Corría el 82 y su cuerpo tenía fuertes marcas de la milicada y su alma estaba algo quebrada, pero eso no le impedía seguir alentándome a leer, a estudiar. También me enseñó cómo se defendía a la Patria y que los chicos de Malvinas eran nuestros chicos. En el ‘83, cuando volvió la democracia y me recibí como bachiller, su mente colapsó, pero le pude llevar dos cosas cuando fui a verla al hospital: el diploma de egresada y la ficha de ingreso a la facultad. Ese año fue complicado: ella tenía miedo de no estar a la altura de las circunstancias si yo no entendía algún texto. No sucedió. Nunca sucedió eso. Siempre mi vieja estuvo a la altura de la vida.
Pasados unos años, un día volví a casa con el primer título. Ella no sabía que iba a rendir la última materia cuando nos despedimos a la mañana. Luego vinieron algunos más, pero ya no los pudo disfrutar conmigo. La muerte nos había jugado una mala pasada. 
Sigo en el mismo barrio, me fui algunas veces pero siempre volví y jamás dejé de decir cuáles eran mis orígenes. No soy la excepción: conozco a muchos con los que nos limpiábamos los zapatos llenos de barro al llegar a la parada del micro; con los que compartíamos el agua; nos quedábamos sin garrafa o contábamos las monedas para ir a cursar. 
Fui primera egresada de la familia. No fui doctora pero si universitaria. Y lo fui porque una mujer villera, con tercer grado completo y casi analfabeta funcional me dijo que los libros tienen alas, el teatro era una inversión y el amor a la Patria una obligación. Fui universitaria porque me dijo que el país nos necesitaba formados, porque al ser públicas y gratuitas el pueblo podía acceder a ellas. Porque entendió que la educación nos haría libres, y porque sus convicciones también las mostró con el mismo orgullo con el que decía que yo había nacido porque me deseaba, y cuando no fue así había abortado. Que ser mamá fue su elección y no su obligación. 

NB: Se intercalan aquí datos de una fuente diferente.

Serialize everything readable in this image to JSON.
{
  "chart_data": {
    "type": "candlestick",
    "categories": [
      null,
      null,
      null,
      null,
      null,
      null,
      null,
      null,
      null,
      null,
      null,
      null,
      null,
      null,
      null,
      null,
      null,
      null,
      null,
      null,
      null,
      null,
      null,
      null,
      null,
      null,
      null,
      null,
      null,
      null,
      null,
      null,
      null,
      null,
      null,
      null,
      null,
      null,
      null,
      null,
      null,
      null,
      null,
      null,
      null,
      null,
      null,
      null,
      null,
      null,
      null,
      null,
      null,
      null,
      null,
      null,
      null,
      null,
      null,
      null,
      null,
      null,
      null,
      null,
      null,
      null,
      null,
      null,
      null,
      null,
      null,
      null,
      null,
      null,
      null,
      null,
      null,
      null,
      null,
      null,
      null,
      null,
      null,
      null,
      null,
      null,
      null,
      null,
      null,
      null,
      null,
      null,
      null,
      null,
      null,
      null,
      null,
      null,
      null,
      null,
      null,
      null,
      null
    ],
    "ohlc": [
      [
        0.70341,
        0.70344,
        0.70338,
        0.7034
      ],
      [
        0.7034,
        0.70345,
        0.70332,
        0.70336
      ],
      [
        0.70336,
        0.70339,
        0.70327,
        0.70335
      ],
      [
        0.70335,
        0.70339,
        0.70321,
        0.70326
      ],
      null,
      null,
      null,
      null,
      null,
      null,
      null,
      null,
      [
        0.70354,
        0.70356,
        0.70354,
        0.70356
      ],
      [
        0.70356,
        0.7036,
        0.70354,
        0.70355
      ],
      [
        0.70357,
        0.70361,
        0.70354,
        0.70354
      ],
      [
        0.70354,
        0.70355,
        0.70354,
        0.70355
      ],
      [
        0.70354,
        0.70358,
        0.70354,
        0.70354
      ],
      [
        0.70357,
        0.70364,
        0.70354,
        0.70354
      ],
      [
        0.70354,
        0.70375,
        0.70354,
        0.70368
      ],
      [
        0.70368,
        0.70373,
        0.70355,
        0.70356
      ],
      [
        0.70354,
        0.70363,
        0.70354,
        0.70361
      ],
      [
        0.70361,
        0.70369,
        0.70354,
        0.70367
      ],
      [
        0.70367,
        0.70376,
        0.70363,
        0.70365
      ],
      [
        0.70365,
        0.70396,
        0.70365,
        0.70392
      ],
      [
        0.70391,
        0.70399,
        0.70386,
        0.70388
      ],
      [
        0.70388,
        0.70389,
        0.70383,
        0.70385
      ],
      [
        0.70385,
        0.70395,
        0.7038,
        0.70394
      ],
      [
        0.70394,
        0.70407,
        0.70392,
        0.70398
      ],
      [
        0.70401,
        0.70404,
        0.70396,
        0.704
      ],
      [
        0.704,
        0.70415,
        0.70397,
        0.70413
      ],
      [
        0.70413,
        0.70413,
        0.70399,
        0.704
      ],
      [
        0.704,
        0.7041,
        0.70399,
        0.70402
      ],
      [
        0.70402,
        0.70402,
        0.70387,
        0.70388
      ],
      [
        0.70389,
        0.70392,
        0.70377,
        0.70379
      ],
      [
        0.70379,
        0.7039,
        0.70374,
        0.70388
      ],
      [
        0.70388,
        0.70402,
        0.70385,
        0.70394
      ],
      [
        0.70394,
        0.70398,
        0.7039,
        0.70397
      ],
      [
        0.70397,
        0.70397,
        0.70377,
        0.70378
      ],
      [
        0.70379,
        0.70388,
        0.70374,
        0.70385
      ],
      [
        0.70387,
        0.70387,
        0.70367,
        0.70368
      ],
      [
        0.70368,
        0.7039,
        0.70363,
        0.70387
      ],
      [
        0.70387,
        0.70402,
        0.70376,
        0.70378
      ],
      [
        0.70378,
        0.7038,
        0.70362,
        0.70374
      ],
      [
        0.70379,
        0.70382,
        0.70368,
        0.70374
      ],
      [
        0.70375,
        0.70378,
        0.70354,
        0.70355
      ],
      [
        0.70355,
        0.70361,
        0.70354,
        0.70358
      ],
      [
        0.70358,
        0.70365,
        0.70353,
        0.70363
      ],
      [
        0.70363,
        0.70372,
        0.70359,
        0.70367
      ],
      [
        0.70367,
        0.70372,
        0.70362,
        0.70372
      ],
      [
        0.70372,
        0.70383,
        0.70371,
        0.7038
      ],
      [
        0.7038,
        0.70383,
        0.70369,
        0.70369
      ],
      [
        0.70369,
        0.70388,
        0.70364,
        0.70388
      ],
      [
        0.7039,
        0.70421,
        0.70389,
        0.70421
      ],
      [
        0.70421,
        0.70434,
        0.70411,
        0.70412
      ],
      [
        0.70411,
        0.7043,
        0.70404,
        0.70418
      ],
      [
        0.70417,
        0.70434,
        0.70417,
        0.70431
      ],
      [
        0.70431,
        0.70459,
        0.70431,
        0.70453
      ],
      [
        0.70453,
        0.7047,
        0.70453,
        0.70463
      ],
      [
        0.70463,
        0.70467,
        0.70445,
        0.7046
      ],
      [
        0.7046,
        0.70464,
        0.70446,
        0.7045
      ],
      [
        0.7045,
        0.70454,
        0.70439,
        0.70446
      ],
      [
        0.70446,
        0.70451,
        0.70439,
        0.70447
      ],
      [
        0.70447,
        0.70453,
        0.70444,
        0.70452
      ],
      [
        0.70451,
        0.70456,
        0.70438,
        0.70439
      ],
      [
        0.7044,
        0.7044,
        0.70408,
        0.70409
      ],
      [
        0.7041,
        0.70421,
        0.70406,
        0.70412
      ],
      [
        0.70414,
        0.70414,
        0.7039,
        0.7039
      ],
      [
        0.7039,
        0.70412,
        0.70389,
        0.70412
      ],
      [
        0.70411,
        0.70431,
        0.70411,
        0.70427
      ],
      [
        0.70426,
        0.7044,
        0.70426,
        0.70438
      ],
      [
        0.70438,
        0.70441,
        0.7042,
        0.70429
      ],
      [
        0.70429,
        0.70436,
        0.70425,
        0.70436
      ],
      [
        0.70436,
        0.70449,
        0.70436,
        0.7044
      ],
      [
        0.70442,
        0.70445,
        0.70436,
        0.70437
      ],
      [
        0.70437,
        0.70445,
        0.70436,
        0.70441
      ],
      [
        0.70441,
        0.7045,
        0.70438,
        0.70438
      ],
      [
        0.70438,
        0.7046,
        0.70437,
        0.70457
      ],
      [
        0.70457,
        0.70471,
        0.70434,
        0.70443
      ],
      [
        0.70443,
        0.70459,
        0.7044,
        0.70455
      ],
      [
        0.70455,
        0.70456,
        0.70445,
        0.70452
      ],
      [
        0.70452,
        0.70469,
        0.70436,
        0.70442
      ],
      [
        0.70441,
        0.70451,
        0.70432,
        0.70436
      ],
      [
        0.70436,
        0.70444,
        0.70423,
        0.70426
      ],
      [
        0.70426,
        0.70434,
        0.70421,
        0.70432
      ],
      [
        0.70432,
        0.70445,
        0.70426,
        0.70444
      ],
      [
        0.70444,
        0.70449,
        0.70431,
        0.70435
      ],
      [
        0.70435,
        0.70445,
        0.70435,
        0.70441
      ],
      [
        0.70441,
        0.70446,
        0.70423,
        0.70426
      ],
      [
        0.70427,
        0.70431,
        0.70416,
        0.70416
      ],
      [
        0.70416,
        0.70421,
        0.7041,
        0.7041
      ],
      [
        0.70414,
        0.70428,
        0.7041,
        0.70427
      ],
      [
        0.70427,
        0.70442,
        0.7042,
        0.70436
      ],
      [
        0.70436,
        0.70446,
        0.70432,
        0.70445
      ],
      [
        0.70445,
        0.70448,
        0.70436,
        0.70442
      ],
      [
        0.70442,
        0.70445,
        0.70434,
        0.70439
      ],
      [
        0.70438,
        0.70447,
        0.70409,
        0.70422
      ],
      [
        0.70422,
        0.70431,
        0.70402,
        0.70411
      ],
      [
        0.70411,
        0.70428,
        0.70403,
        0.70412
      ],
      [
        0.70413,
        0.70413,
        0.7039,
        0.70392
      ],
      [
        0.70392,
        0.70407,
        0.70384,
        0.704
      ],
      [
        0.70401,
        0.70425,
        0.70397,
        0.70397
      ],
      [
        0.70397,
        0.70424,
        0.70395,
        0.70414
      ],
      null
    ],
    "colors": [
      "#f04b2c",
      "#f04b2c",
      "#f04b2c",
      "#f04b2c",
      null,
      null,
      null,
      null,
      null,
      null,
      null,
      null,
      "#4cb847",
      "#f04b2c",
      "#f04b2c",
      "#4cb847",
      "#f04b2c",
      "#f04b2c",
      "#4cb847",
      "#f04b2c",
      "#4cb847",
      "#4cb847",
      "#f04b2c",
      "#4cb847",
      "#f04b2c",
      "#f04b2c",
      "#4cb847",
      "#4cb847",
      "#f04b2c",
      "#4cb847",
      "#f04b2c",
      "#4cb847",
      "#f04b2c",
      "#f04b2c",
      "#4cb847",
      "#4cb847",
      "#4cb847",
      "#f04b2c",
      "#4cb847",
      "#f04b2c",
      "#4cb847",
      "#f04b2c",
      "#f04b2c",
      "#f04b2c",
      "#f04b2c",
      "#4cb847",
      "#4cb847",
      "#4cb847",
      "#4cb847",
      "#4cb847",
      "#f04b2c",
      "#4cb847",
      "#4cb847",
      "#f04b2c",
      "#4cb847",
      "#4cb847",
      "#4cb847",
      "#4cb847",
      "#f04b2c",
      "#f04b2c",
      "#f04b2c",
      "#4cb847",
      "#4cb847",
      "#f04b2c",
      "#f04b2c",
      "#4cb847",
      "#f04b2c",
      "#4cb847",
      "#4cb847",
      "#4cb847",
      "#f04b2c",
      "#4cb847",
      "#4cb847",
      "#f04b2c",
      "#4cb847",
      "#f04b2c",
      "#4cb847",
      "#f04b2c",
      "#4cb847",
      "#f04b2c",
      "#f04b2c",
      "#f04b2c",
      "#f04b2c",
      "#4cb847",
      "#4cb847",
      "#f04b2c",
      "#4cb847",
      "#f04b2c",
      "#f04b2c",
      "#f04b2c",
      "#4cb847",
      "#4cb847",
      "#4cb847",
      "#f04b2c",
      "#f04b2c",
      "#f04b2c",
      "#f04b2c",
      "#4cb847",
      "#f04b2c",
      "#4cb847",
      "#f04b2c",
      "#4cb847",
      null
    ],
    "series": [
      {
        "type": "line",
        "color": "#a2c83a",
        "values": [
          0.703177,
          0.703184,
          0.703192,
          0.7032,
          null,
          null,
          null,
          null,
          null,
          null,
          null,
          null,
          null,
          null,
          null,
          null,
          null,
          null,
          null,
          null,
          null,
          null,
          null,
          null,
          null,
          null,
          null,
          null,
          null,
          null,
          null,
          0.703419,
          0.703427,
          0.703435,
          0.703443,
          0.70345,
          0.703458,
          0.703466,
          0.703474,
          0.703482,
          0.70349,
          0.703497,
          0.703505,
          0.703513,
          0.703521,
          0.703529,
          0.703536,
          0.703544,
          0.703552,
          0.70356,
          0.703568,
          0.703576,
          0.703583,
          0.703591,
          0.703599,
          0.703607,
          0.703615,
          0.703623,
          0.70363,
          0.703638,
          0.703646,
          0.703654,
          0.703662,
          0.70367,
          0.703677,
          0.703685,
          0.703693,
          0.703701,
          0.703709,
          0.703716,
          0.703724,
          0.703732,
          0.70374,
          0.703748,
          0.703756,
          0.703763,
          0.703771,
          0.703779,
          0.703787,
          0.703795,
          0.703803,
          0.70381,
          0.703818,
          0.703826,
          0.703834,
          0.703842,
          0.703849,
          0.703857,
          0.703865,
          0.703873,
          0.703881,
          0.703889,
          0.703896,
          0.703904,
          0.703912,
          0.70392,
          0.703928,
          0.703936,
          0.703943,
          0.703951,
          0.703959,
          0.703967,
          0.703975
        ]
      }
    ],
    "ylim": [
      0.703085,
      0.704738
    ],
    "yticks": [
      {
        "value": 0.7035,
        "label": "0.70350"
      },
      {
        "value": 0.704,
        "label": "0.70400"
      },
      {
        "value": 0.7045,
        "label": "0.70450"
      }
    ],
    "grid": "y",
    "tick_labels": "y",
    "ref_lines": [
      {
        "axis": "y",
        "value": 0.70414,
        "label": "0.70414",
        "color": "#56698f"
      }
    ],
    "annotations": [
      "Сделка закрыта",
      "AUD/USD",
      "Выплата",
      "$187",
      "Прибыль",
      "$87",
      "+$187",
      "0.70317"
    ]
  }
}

Soy universitaria por la mujer que lloró abrazada al televisor cuando murió Perón, y me advirtió que si no volvía esa noche no me asustara, pero quería ir a despedirlo. Y cumplió, volvió dos días después. 
Soy universitaria, docente universitaria, villera y conozco un montón de personas como yo. No soy la excepción, así que señora Vidal basta de mentir. Usted tiene odio de clase. ¿Será que el hijo o hija de la muchacha se recibió antes que usted y sus compañeras? ¿Que la universidad forma estudiantes sensibles que están lejos de sus intereses? 
¿Sabe qué? Le dejé pasar muchas cosas, pero ésta no. Por mi vieja, ésta no se la perdono. Por mi vieja que murió dos meses después de pagar la última cuota del plan de viviendas. Porque somos villeras y pobres, pero no mentirosos. Y ella cumplió. Lamento que de usted y del Presidente no pueda decir lo mismo. 


* Hija de Haydée Montesino, mamá de Micaela y Martina, narradora oral y militante incansable desde la palabra hasta encontrar a todos los nietos apropiados por la dictadura cívica-militar-eclesiástica. Postinieta de Delia Giovanola, cofundadora de Abuelas de Plaza de Mayo. Cocinera en aprendizaje permanente, pero por sobre todas las cosas villera, docente en la UNLP y la UNDAV y con memoria.